District Court Holds California’s 10- Year State of Repose Effectively Bars General Liability Coverage For Construction Defect Claims

On September 27, 2016 the U.S. District Court for the Northern District of California issued its opinion in Swiss Re International Se, et al. v. Comac Investments, Inc., et al., effectively closing the door on ISO form general liability coverage for construction defect claims that are subject to California’s 10-year statute of repose. 2016 U.S. Dist. LEXIS 132793 (N.D. Cal. Sept. 27, 2016).

California Code of Civil Procedure §337.15 provides that latent construction defect claims are subject to a 10-year statue of repose, which commences upon substantial completion of the construction. The statue of repose is not subject to equitable tolling and the only exception to the statue of repose is provided in subsection (f), which allows for “actions based on willful misconduct or fraudulent concealment” See Lantzy v. Centex Homes, 31 Cal.4th 363, 367 (2003); Cal. Code. Civ. Proc. §337.15(f).

In Comac, the plaintiff homeowner’s association sued the insured builder, Comac, in connection with alleged construction defects at a residential project. The Plaintiffs, however, filed suit more than 10 years after the project’s completion. Nonetheless, the Plaintiffs alleged that Comac’s responsible managing officer observed the defective workmanship, did not correct the defects in order to avoid additional costs, and in some cases “directed [the] condition be covered up….” Seeking to skirt California’s 10-year statue of repose, Plaintiffs alleged that Comac’s actions “amount[ed] to reckless disregard and/or willful misconduct as defined by [C.C.P.] §337.15(f).”

Each of Comac’s insurance policies required that property damage be caused by an “occurrence,” which was defined as “an accident, including continuous or repeated exposure to substantially the same general harmful conditions.” Rejecting the plaintiffs’ argument that Comac did not intend any injury, the court held the homeowners’ allegations of willful misconduct could not, by definition, be an “accident.” In so holding, the court noted that the claims against Comac were limited to claims that “Comac’s deliberate acts caused the property damage” and did not include any alleged intervening, unexpected causes. Central to the court’s analysis were the allegations that “any contractor who chose not to remedy [the defects] would be doing so with actual or constructive knowledge that injury was a probable result” and “any knowledgeable construction supervisor who chose not to direct the contractor to remedy the condition would have done so with actual or constructive knowledge that injury was a probable result.”

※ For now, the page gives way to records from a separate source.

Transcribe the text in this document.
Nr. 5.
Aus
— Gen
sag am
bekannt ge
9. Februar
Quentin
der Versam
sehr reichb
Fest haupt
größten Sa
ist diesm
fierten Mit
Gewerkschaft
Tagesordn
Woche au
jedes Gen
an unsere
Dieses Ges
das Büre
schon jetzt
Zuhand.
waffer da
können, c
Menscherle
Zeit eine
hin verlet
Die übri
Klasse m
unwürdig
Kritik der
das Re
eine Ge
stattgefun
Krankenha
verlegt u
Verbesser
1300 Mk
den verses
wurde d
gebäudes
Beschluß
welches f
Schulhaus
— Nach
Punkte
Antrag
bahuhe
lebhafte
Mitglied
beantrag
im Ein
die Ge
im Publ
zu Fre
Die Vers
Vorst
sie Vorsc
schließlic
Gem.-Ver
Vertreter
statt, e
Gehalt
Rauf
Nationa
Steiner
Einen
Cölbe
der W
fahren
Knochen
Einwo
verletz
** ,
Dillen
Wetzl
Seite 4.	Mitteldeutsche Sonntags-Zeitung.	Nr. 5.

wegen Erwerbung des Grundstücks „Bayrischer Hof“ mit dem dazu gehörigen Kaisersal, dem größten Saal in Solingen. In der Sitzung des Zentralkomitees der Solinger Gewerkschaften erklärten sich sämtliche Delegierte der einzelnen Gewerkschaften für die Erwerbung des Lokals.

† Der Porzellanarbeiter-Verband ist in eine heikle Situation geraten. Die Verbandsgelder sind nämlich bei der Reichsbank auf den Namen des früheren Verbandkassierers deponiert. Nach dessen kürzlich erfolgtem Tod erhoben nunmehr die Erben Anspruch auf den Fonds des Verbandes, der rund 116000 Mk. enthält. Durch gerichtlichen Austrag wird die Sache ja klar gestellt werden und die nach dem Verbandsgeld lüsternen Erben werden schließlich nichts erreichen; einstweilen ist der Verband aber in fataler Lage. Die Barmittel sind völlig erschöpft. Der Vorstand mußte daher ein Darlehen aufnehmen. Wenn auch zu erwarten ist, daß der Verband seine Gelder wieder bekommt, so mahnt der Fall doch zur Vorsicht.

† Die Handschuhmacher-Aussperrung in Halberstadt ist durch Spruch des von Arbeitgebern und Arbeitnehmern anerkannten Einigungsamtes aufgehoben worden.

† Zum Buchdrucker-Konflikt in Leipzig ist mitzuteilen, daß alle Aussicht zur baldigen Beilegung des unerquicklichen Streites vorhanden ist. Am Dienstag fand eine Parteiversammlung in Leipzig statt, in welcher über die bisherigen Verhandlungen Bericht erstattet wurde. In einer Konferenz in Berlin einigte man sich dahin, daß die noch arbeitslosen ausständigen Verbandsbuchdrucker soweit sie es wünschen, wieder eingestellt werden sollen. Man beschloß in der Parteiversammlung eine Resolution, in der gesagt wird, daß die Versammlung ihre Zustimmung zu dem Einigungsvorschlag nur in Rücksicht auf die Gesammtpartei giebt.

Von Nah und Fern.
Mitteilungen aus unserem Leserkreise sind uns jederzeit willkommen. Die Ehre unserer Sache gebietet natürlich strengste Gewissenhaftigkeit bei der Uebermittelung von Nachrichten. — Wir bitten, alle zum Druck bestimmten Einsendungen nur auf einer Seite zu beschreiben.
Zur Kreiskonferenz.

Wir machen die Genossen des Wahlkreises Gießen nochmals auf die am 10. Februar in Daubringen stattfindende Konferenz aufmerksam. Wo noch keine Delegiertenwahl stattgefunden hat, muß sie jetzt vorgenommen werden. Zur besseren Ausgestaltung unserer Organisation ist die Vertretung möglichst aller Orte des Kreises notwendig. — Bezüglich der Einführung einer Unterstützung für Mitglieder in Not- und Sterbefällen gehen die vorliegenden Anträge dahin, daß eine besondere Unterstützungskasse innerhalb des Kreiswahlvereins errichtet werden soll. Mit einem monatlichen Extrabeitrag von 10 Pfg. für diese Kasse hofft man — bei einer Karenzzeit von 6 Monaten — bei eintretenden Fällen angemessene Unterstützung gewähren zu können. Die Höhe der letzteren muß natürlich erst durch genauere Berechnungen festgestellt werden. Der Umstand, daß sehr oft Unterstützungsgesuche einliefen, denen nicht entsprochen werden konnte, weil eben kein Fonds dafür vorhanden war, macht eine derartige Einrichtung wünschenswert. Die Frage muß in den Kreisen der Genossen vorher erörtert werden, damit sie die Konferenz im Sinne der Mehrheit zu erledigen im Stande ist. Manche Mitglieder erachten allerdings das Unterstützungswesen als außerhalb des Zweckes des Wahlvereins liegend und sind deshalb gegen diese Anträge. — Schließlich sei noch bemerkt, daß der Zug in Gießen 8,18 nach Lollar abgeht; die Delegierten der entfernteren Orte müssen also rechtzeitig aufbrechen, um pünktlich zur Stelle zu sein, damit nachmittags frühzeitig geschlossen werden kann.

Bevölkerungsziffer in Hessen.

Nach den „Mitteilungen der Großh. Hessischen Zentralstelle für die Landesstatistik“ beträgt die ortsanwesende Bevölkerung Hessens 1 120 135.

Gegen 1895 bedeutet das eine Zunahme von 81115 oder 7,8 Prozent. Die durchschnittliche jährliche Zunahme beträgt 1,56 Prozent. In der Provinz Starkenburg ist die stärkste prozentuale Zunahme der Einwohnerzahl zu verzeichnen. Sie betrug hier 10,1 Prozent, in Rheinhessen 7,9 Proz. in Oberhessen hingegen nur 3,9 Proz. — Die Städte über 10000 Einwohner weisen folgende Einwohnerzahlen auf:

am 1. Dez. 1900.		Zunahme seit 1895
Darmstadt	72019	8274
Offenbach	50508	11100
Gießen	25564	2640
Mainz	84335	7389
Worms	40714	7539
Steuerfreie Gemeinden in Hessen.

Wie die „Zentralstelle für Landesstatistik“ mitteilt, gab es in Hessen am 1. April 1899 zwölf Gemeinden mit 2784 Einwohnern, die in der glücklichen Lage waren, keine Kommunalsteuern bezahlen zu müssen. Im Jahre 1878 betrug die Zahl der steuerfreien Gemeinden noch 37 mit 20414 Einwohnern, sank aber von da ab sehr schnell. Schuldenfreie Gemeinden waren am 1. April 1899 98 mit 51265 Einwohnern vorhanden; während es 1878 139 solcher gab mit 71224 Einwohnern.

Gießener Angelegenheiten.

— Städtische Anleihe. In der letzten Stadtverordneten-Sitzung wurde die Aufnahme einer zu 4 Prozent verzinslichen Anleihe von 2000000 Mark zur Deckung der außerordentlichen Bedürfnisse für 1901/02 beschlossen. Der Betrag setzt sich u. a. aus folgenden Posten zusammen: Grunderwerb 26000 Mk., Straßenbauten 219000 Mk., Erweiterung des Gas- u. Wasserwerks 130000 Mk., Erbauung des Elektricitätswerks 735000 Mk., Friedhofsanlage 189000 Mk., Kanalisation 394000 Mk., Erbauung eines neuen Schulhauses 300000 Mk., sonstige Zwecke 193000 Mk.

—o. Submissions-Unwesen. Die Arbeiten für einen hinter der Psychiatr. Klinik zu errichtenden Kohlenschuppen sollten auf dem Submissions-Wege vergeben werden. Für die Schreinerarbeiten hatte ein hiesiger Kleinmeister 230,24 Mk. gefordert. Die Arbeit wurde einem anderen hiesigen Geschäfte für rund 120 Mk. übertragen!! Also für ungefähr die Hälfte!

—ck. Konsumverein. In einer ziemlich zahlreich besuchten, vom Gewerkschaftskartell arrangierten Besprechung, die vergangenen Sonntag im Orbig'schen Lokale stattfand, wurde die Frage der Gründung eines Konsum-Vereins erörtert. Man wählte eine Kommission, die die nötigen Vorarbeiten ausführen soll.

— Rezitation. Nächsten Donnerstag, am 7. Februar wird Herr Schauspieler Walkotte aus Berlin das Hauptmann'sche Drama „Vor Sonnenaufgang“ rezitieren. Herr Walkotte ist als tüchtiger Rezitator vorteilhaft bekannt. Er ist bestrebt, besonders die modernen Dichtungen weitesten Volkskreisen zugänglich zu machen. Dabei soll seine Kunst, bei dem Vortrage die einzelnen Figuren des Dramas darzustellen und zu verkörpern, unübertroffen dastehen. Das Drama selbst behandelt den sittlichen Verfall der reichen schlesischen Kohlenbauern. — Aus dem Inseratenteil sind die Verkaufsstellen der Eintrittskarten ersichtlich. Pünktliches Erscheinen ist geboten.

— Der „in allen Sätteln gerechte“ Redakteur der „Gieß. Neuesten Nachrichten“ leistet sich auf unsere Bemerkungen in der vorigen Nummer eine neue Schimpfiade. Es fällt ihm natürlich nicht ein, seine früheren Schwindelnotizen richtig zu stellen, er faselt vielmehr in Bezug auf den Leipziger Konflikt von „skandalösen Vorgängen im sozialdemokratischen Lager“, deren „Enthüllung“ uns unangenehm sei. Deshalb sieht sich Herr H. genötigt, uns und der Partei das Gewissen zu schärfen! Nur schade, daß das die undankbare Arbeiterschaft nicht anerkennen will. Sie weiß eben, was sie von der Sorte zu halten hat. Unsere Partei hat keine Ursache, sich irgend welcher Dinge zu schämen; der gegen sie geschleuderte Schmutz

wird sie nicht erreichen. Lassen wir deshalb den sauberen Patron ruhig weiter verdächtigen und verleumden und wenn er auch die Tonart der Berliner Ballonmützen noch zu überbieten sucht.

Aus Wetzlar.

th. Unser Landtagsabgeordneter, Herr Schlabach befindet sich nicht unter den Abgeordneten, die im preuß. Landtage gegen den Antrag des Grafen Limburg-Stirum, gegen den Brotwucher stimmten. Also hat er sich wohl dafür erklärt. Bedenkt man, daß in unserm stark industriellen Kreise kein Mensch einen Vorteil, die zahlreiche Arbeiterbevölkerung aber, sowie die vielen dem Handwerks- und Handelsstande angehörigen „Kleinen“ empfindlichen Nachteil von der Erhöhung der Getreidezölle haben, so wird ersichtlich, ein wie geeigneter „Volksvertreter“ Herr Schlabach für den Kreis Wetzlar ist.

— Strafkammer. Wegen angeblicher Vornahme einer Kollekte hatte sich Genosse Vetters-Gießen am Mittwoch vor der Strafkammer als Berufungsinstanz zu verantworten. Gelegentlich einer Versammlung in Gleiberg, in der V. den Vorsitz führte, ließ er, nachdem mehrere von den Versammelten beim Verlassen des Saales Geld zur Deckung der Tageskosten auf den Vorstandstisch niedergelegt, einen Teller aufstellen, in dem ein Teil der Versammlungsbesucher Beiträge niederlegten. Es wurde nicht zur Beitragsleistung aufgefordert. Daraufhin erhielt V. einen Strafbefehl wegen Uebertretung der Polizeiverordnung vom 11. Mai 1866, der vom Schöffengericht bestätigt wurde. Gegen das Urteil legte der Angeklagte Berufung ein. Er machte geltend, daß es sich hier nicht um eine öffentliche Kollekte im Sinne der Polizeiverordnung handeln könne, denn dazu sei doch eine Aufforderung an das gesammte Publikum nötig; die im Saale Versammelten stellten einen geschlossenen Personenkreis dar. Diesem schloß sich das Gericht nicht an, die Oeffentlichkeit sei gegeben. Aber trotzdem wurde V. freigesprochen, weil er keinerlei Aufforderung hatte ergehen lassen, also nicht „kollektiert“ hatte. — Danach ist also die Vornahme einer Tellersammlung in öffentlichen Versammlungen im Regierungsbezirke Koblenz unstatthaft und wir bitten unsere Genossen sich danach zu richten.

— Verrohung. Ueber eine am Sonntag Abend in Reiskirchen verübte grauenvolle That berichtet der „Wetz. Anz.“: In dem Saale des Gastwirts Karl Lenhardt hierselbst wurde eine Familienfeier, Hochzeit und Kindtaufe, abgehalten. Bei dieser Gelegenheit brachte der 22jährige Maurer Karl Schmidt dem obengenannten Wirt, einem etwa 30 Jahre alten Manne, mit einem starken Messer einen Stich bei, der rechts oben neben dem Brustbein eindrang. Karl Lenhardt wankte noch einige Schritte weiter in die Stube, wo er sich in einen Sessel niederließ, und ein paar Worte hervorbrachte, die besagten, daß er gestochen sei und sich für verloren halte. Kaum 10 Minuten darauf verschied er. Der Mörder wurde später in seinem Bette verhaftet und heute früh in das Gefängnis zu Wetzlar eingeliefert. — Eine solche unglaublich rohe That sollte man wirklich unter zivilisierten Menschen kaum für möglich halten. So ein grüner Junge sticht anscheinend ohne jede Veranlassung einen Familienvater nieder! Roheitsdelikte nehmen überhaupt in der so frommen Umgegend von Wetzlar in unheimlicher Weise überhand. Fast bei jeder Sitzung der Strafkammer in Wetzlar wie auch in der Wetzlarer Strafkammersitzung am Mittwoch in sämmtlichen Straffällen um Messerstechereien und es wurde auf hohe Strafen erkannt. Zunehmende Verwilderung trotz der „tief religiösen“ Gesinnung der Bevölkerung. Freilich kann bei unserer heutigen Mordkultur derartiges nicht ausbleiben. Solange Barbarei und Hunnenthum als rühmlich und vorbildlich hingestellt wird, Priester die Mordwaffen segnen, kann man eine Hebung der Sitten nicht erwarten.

The court harmonized the term “willful” under Cal. Code. Civ. Proc. §337.15(f) and Cal. Ins. Code §533, finding both encompassed conduct where a reasonable person under the same or similar circumstances would be aware of the highly dangerous character of his or her conduct and that neither necessarily required an actual intent to injure. Thus, the court found that Comac’s alleged willful misconduct was also subject to the policies’ “expected or intended” exclusions and California Insurance Code §533.